Gonzalez began writing anew to authorities for permission to leave early the next year. He applied to go as a relative of his aunt in Florida. Twice he was rejected. Finally, he decided to apply as her son, and earlier this year he was given permission to leave.
But the prospect for immediate departure was bleak. To begin with, Cuban authorities were nervous about the impact of the visits of the Cuban-Americans. Further complicating the matter was the mysterious appearance on the shortwave radios of some of Gonzalez's friends of an illegal broadcast by a man who called himself David. g
David's broadcasts began in July or August of 1979. He said he was located somewhere in the same mountains in which Castro had hidden during his revolutionary days. On Mondays, Wednesdays and Fridays, between 9 and 10 p.m., David would crackle onto the airwaves with stories about how some Cuban ambassador overseas was supporting three mistresses in three different luxury apartments, and another Cuban ambassador was driving around in huge cars while the Cuban people were starving.
Almost immediately, the spying on neighbors by the local Communist party members was stepped up. People, already cautious, closed window shades even tighter and sat in inner rooms to listen to David's broadcasts and those of the Voice of America.
So when Gonzalez happened to hear on the Cuban government radio broadcast at 7 a.m. on April 4 that the guards outside the Peruvian Embassy gates were being withdrawn, he decided on the spot that the time to leave was then or never.
Without leaving a note to other family members who shared the three-bedroom house, without packing a bag or taking a raincoat or food save for three tins of condensed milk, Mario grabbed his wife and stepdaughter and ran to the embassy.

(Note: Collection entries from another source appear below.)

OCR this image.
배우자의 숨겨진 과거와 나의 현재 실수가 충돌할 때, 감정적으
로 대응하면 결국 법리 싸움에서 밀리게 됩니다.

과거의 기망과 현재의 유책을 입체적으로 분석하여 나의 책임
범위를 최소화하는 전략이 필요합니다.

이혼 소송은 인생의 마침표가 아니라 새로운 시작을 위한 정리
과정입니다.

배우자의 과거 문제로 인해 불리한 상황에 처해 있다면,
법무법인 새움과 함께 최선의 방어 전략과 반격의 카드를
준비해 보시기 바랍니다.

Outside its gates, crowds surged forward, many trying to get inside, others beating and kicking them. Finally, Gonzalez slipped his family around a large group trying to fight police and angry crowds and stepped into the jammed compound.
Ten days later, after those inside heard a Voice of America broadcast saying that Cuba had pledged to allow them to leave the country, he and most everyone else left for home to begin the vigil for word that they could leave for the port of Mariel and then to Florida.
After six days locked inside their house with other family members, terrified at what they had done, and beseiged by angry neighbors outside, they received permission.
Friday night, only hours after arriving by plane from Miami at National Airport, Gonzalez watched as his daughter played with a toy tugboat similar to the one that had brought them to Florida.
"It's still a dream," he said. "It's still a dream."